Asha Roy

Personal information
- Born: 5 January 1990 (age 36) Ghanshyampur, Hooghly, West Bengal, India

Sport
- Sport: Track and field
- Event: Sprints

Achievements and titles
- Personal bests: 100 m: 11.72 (Lucknow 2013) 200 m: 23.59 (Chennai 2013)

Medal record
Representing India
Women's athletics
Asian Championships
| Silver medal – second place | 2013 Pune | 200 m |

= Asha Roy =

Indian sprinter

Asha Roy (born 5 January 1990) is an Indian professional sprinter who won the silver medal for 200m in the Asian Track and Field at the 20th Asian Athletics Championships in Pune on 7 July 2013. Roy clocked 11.85 seconds in a 100-meter dash at the 51st National Open Athletics Championships, held at the Yuva Bharti Krirangan, Kolkata in 2011. Roy's record was just short of the national record of 11.38 seconds, which was set by Rachita Mistry in Thiruvananthapuram in 2000. Roy also ran the fastest 200-meter dash, clocking the tape at 24.36 seconds and anchored Bengal's 4 × 100 m relay team, which won the silver with a timing of 47.49 seconds at the Championships.

== Early life ==
Roy was born in Ghanshyampur, a village in the Hooghly district of the Indian State of West Bengal, on 5 January 1990, to Bholanath Roy, a door-to-door vegetable-seller, and Bulu Roy, a homemaker. Roy is the third among four daughters of Bholanath Roy and Bulu Roy. The Roy family lives in abject poverty and the sprinter usually was only able to eat two meals a day, with little attention to the kind of nutrition the top athletes need.

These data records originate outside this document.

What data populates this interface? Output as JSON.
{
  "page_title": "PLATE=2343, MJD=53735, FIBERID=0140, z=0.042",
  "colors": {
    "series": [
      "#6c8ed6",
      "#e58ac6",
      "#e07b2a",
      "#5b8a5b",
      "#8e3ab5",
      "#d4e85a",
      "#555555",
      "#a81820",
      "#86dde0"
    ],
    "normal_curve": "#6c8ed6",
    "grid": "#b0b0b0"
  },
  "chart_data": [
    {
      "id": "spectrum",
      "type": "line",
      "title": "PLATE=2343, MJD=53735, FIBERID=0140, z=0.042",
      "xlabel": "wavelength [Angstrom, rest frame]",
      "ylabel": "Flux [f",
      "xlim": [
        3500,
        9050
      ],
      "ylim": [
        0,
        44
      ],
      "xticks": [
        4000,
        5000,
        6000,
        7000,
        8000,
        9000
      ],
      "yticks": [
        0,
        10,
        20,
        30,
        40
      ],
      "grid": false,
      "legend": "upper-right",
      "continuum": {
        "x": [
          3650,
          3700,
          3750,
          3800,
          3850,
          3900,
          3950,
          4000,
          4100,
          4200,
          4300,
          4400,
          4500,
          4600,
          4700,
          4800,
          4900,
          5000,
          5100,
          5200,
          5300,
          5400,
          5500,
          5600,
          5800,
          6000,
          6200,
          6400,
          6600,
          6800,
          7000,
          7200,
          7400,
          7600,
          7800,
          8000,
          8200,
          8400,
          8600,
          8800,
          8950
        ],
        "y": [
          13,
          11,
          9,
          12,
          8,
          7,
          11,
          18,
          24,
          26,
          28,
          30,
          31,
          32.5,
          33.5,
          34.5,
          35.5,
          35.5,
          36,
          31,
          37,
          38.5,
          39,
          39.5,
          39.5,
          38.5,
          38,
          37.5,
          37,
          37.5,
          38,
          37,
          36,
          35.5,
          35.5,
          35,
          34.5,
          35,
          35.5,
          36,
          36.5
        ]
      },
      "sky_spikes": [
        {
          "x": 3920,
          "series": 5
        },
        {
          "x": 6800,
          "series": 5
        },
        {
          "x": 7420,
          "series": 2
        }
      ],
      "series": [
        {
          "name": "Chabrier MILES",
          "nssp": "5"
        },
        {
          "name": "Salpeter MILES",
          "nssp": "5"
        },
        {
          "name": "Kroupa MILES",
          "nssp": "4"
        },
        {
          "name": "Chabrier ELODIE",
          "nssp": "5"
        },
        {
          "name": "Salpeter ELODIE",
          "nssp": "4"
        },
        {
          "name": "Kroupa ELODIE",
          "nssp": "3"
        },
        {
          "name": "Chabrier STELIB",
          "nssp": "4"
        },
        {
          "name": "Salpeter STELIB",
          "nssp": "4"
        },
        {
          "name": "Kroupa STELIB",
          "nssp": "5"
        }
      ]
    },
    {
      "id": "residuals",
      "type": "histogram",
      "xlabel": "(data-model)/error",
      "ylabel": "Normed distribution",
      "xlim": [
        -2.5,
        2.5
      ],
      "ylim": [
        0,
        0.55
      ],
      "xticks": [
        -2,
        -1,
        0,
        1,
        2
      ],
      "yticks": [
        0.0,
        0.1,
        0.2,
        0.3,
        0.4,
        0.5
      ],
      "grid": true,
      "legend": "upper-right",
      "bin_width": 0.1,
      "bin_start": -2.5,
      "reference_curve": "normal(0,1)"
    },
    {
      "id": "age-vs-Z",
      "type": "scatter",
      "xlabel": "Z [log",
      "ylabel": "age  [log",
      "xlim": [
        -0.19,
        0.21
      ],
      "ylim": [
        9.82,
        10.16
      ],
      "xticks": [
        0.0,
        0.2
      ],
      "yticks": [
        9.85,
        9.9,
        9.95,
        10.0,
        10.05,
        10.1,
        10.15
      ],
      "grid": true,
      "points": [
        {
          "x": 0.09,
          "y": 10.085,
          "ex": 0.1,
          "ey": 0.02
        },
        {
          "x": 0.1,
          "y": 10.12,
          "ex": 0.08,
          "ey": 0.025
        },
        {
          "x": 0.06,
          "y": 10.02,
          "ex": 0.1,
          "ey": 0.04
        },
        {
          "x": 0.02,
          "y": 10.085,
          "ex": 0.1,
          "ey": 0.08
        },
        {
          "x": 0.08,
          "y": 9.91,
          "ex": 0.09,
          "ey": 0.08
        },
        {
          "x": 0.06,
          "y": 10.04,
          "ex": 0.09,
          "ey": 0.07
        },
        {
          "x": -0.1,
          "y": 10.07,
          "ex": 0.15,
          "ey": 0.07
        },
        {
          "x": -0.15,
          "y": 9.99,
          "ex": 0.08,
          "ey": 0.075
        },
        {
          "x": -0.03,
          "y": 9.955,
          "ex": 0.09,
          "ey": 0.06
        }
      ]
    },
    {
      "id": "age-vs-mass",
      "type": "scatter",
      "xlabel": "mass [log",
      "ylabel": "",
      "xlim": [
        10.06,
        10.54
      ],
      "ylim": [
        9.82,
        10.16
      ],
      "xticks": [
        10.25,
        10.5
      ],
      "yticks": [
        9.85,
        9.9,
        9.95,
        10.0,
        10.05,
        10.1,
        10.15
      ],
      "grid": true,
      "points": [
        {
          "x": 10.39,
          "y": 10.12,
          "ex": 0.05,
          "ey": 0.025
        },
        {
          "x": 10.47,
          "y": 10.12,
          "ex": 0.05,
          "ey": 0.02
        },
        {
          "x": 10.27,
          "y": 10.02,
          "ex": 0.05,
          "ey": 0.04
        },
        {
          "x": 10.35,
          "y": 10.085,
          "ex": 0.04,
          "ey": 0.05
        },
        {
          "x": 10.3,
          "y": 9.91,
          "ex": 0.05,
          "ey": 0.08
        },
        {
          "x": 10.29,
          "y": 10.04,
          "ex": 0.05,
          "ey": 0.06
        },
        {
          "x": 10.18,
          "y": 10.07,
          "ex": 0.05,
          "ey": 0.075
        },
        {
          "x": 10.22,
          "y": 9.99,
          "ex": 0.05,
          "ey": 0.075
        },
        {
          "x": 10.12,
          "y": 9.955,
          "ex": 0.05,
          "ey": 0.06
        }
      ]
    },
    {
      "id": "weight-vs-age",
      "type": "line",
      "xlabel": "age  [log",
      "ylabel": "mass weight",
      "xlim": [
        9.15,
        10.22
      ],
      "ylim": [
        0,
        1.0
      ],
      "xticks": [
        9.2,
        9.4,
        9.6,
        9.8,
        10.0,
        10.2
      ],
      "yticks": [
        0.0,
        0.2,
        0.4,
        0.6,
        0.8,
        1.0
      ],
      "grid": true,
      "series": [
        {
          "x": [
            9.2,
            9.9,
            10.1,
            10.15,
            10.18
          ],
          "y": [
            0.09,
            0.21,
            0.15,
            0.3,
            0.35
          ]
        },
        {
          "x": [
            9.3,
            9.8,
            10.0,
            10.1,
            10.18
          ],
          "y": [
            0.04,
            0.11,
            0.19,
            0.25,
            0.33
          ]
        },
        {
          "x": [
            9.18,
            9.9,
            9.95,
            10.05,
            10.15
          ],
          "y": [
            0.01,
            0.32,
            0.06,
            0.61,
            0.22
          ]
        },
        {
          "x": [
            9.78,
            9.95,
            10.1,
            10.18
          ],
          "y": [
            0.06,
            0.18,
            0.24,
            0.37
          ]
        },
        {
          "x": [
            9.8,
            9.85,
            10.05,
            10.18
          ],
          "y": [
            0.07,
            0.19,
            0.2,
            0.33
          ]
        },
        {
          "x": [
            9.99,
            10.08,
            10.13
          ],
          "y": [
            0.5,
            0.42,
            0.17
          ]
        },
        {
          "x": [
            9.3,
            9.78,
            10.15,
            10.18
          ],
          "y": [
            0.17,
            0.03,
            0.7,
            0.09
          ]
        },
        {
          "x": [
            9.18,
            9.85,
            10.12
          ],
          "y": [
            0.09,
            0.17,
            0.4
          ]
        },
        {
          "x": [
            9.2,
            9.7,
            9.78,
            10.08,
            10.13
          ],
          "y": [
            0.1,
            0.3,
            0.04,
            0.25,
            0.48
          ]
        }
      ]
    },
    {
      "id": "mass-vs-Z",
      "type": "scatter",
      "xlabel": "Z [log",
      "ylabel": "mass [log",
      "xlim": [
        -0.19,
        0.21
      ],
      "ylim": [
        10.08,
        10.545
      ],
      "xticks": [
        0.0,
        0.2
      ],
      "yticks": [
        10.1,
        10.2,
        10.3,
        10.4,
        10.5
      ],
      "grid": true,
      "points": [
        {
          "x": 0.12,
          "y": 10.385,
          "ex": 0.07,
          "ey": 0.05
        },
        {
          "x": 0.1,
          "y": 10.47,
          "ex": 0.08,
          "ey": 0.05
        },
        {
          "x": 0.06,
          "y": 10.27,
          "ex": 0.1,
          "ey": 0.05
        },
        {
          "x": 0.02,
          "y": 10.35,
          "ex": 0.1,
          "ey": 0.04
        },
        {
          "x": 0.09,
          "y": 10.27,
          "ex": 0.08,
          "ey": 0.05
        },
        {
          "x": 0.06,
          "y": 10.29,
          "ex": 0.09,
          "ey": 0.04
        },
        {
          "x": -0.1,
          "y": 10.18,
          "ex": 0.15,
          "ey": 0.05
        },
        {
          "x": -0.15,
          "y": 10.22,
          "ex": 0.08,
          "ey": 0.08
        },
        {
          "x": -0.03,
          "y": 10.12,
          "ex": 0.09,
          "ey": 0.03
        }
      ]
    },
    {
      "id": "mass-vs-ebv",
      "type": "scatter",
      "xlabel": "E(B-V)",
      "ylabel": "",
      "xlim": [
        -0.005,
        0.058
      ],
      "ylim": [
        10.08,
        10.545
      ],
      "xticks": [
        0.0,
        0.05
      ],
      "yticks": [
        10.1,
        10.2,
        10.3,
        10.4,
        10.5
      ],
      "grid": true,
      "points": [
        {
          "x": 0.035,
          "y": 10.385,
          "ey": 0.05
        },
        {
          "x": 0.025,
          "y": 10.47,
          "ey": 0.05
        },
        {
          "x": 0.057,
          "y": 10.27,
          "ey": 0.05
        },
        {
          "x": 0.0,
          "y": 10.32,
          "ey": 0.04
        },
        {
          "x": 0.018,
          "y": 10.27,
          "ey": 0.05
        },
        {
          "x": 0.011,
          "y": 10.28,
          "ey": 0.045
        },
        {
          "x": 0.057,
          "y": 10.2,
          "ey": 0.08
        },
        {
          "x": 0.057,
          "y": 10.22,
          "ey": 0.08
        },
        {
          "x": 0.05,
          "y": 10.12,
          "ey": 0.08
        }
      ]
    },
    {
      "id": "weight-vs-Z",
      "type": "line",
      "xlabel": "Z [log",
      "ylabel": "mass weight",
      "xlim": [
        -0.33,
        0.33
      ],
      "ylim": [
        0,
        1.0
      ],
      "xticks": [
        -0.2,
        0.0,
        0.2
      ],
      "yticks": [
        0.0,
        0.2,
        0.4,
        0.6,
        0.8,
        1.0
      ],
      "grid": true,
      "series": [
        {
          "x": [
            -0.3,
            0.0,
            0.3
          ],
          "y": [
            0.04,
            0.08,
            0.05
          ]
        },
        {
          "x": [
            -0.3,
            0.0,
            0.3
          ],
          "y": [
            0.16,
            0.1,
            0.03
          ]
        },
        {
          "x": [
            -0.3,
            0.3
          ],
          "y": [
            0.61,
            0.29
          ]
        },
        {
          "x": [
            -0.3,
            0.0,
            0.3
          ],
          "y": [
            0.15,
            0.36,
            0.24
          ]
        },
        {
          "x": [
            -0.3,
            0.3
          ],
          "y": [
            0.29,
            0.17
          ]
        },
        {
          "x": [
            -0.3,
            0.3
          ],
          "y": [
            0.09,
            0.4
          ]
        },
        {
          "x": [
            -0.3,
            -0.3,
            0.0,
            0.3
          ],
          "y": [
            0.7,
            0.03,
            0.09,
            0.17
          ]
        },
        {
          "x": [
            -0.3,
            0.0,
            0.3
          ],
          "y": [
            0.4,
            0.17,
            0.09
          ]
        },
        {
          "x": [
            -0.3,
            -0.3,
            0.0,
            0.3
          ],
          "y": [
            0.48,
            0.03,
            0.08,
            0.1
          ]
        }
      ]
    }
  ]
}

Roy studied for her bachelor's degree at the Sriampore College of the Hooghly district. Roy was promised a job and monetary assistance after her performance at the National Open Meet by both, the Indian Railways and the State Government of West Bengal. However, it took Roy almost a year to get a job. Roy was approached by a few Kolkata-based companies to join them as a brand ambassador, but all the opportunities ended in nought. Roy had almost decided to quit the sport, between January 2011 and February 2012, when finally an opportunity came her way. Roy joined South Eastern Railways office in February 2012.

== Career ==
Roy trained under a coach Probir Chandra, who had first spotted Roy when she finished first at a school meet as a student of the third grade. Coach Chandra approached Roy's father to discuss her talent and took the full responsibility for her training. Roy became a member of the Bengal Athletic Team when she was in the fifth grade and she participated in the Nationals when she was in the sixth grade.

=== 2004-2006: School Games and Junior Nationals ===
Roy won four gold medals and was named the best athlete in the school games in 2004. Roy achieved the second position in the long jump as well as in the 100-meter dash at the Junior Nationals in 2006.

=== 2009: Indo-Bangla International Meet ===
Roy won the gold medal for the 100-meter dash at the Indo-Bangla International Meet.

=== 2010: University Meet ===
Roy won a silver medal at the University Meet.

=== 2011: 51st National Open Athletics Championships ===
Roy participated in the 100-meter, 200-meter, and 4X100-meter Relay races at the 51st National Open Athletics Championships, hosted at the Yuva Bharti Krirangan, Kolkata. She bagged the gold medal for the 100-meter race, finishing in 11.85 seconds, and for the 200-meter race, finishing in 24.36 seconds. Roy also anchored the Bengal's 4 × 100 m relay team, bagging the silver medal with a timing of 47.49 seconds at the Championships. It was after her performance at the Open National Championship that her career took off.

=== 2013: Indian Grand Prix championship and 20th Asian Athletics Championships ===
Roy made her comeback by winning the gold medal for the 200-meter race in the second Indian Grand Prix Championship in Patiala. Roy also was able to improve her previous best of 24.33 seconds in the 200-meter race and set a new meet record, timing 24.23 seconds.

Roy went on to win the silver medal for 200m in the Asian Track and Field at the 20th Asian Athletics Championships in Pune on 7 July 2013. The West Bengal Athletic Association felicitated Roy on 17 July 2013 and awarded her with Rs. 50,000 and gifts from the State association.

=== 2015: Struggles and Injuries ===
Under the guidance of the Chief national coach in the sprinting, Tarun Saha, Asha Roy had been training to participate in Rio Olympics in the 200-meter race and represent the Railways. Roy was in the national preparatory camp for the Rio Olympics in Thiruvananthapuram when her waist injury became worse and she could no longer continue to train. Roy's condition began deteriorating after she began training at the Kolkata SAL campus, leading to her inability to perform at the Rio Olympics.